When another pop ruptures through the air, I’m torn between watching the fireworks or looking through all those numbers. So I look at him. Into those honey-brown eyes.

“These notebooks… They’re proof, Summer,” Gray says, tapping on one. “It’s fact. I’m always thinking about you. Not because we made some deal, or I can get anything from you. But because you’re just simply… on my mind. In my heart. And I should have told you that, the last time I brought you here.”

A considerably louder charge goes off in the air, and we jump, we’d been so lost in each other’s eyes. Gray laughs, directing my attention back to the fireworks. “I had to coach Morris for once, to set it all off. So if this next part fails, I blame him.”

I’m about to ask what, when the next fireworks that fire into the air begin to take shape. Small spheres, gathering together to form—

I cry out with laughter, dropping the notebook I’m holding, since my hands fly to my mouth in wonderment.

Because that shape is a bee.

It falls in the air, in a spectacle of gold and violet, and I’m still laughing, because it even sounded like a bee, all rushed, frantic buzzing.

I forget the doubts in my mind, the ones whispering that he hurt me. That he broke my heart. Made it feel like it stop beating. Because once, once, a bee did that same thing.

But I never stopped loving them.

I never stopped loving him.

Gray’s arm slips around my waist, pulling me closer. His fingers caress the curve of my hip, and we marvel as more and more bees take flight.

Fireworks multiply. One goes down and several take its place. Amplifying in thunderous blasts. Heightening tension. Fragmenting flares soar like rockets, shattering the sky. I feel them. Inside me. An ever increasing tremble through my entire being. Building up anticipation for the grand finale.

Over the roar and the lights and the lingering scent of gunpowder in the air, Gray presses his head to mine and he whispers the sweetest fact of all.

“Did you know, Summer, that I’m completely in love with you, too?”

I turn my head to Gray’s, to gaze deep into those honey-brown eyes behind their glasses, and I can’t look away. Not from Grayson Rowe. Not when, through this sensational work of light and sound, he gives me everything I could ever want. The beauty of flowers. The brightness of stars. The buzzing of bees. The reactivity of chemistry. The boom of volcanoes.

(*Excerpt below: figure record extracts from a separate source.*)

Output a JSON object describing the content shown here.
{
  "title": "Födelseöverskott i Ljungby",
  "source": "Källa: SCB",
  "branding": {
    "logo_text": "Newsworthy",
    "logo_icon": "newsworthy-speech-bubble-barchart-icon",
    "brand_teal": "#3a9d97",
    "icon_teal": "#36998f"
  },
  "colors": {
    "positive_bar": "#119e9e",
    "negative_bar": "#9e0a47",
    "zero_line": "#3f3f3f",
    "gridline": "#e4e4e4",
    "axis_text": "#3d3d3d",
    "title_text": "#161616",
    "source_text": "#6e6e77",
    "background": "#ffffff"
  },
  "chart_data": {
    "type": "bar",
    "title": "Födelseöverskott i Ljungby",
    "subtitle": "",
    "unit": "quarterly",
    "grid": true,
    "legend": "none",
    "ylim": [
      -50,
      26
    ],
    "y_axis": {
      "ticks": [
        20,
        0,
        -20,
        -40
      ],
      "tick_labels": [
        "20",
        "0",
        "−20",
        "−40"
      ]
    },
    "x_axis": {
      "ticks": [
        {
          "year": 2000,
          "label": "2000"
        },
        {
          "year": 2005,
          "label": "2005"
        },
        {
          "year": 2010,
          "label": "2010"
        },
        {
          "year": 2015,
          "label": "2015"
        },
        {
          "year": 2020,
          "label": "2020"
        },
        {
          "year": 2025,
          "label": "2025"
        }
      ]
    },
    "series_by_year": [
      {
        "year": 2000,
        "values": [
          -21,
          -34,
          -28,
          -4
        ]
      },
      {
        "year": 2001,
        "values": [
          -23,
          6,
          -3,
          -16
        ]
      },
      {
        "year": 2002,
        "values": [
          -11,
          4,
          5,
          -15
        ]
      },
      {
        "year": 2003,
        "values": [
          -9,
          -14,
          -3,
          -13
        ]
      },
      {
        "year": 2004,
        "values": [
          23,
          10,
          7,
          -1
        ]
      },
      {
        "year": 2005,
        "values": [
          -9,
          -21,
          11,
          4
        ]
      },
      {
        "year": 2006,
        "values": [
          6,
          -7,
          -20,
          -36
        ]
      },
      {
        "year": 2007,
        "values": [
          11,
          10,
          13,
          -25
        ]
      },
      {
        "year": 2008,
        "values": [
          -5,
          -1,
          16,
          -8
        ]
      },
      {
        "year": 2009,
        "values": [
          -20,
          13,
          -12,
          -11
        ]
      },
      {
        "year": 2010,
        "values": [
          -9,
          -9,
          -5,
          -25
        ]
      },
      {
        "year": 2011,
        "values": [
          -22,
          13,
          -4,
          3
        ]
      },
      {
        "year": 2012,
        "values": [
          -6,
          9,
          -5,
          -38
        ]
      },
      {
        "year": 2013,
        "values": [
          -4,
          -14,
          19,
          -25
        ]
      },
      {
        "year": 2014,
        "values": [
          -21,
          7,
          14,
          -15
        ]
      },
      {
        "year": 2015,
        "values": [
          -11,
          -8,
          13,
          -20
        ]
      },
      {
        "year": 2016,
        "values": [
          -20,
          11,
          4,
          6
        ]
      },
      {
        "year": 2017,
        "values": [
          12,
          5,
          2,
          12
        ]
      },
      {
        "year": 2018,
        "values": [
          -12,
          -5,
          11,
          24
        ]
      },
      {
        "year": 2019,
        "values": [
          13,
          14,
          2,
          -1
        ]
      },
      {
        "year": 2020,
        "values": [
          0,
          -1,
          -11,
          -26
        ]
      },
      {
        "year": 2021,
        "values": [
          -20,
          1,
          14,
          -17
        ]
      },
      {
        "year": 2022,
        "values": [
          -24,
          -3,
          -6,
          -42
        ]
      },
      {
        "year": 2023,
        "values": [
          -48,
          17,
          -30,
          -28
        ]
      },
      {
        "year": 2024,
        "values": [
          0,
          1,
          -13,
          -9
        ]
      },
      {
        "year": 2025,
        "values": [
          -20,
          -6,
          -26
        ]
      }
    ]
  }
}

Not when he stares back like that. Offering me all the love he has. For me.

“Kiss me, Grayson James.”

Slow at first, his mouth curves into the most beautiful, most honest, most loving smile. And as he pulls me into his arms, pressing his lips to mine, I swear I almost feel our hearts both swell in that grand finale. Beating as one. Until they burst. In an explosion of all the love we have to give.